Ces "électrons" ont cependant du mal à s'imposer tant leurs propriétés semblent extraordinaires. Un article de la revue "La Nature", daté de 1898, estime que leur énergie pour un seul gramme de matière rayonnée serait équivalente à celle de "10 000 trains de cent tonnes marchant à près de 100 kilomètres-heure". La conviction du monde scientifique sera finalement acquise quand on mettra en évidence l'existence de ces mêmes électrons dans l'effet photo-électrique puis, plus tard, dans le rayonnement radioactif.
La structure de l'atome, de Thomson à Rutherford.

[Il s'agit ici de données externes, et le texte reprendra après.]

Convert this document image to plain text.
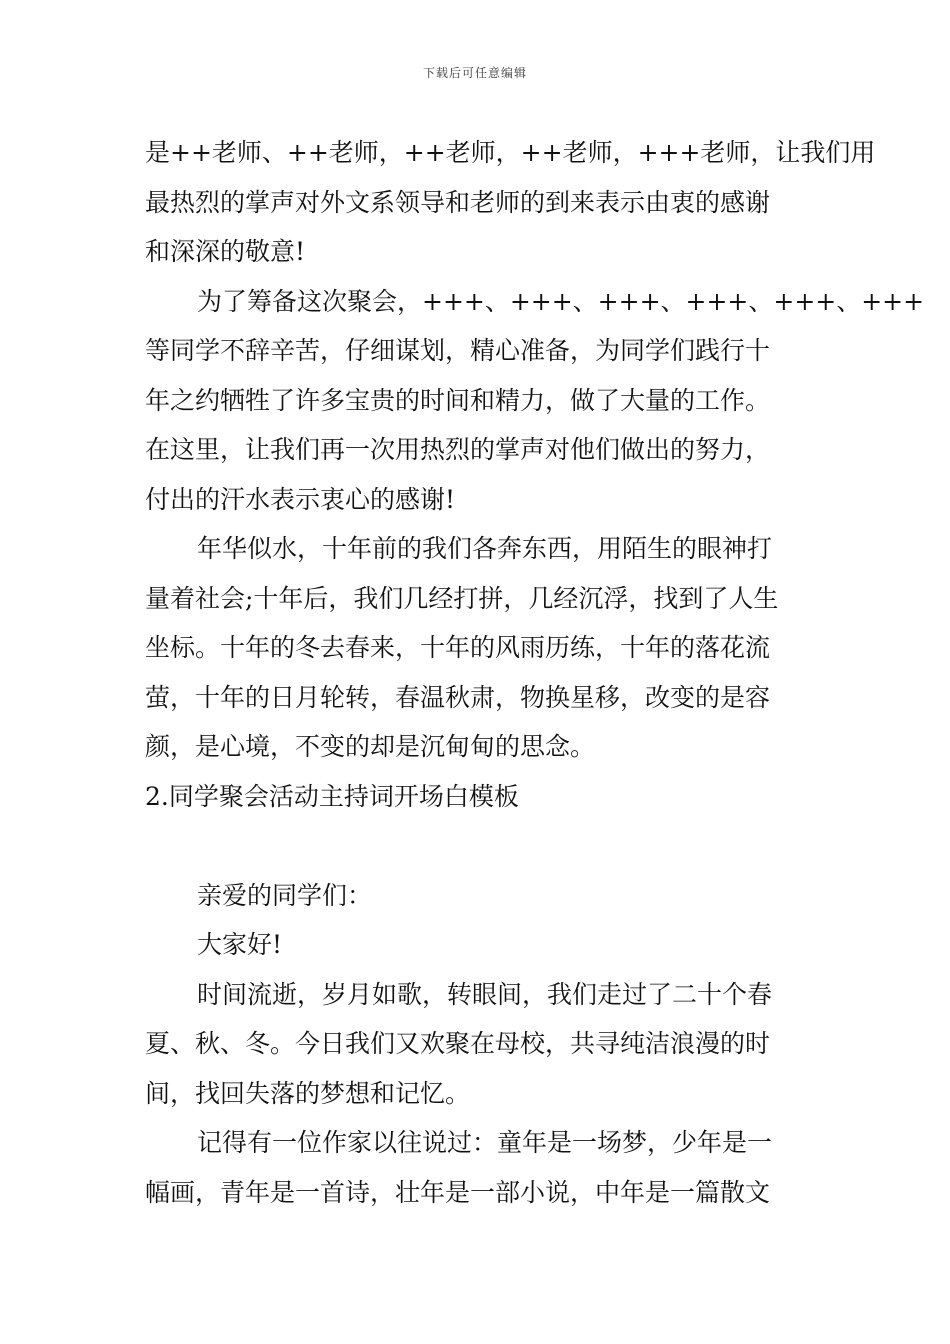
下载后可任意编辑
是++老师、++老师，++老师，++老师，+++老师，让我们用
最热烈的掌声对外文系领导和老师的到来表示由衷的感谢
和深深的敬意!
为了筹备这次聚会，+++、+++、+++、+++、+++、+++
等同学不辞辛苦，仔细谋划，精心准备，为同学们践行十
年之约牺牲了许多宝贵的时间和精力，做了大量的工作。
在这里，让我们再一次用热烈的掌声对他们做出的努力，
付出的汗水表示衷心的感谢!
年华似水，十年前的我们各奔东西，用陌生的眼神打
量着社会;十年后，我们几经打拼，几经沉浮，找到了人生
坐标。十年的冬去春来，十年的风雨历练，十年的落花流
萤，十年的日月轮转，春温秋肃，物换星移，改变的是容
颜，是心境，不变的却是沉甸甸的思念。
2.同学聚会活动主持词开场白模板
亲爱的同学们：
大家好!
时间流逝，岁月如歌，转眼间，我们走过了二十个春
夏、秋、冬。今日我们又欢聚在母校，共寻纯洁浪漫的时
间，找回失落的梦想和记忆。
记得有一位作家以往说过：童年是一场梦，少年是一
幅画，青年是一首诗，壮年是一部小说，中年是一篇散文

Ayant découvert l'électron, Thomson imagine un modèle d'atome souvent désigné sous le terme de "pudding". Il est constitué d'une sphère de matière positive, relativement peu dense, dans laquelle se déplaceraient des électrons soumis à la fois à leur propre répulsion et à l'attraction des différentes parties de la sphère positive. L'ensemble est, cependant, loin de l'image statique d'un gâteau truffé de grains de raisin. Les électrons se déplacent dans cette sphère à des vitesses prodigieuses.
Pendant plus de dix ans, ce modèle sera perfectionné avant que l'ancien élève de J. J. Thomson, Rutherford, vienne en proposer un autre dont le succès sera tel qu'il occupe encore une place essentielle dans la représentation que se font nos contemporains de la structure d'un atome.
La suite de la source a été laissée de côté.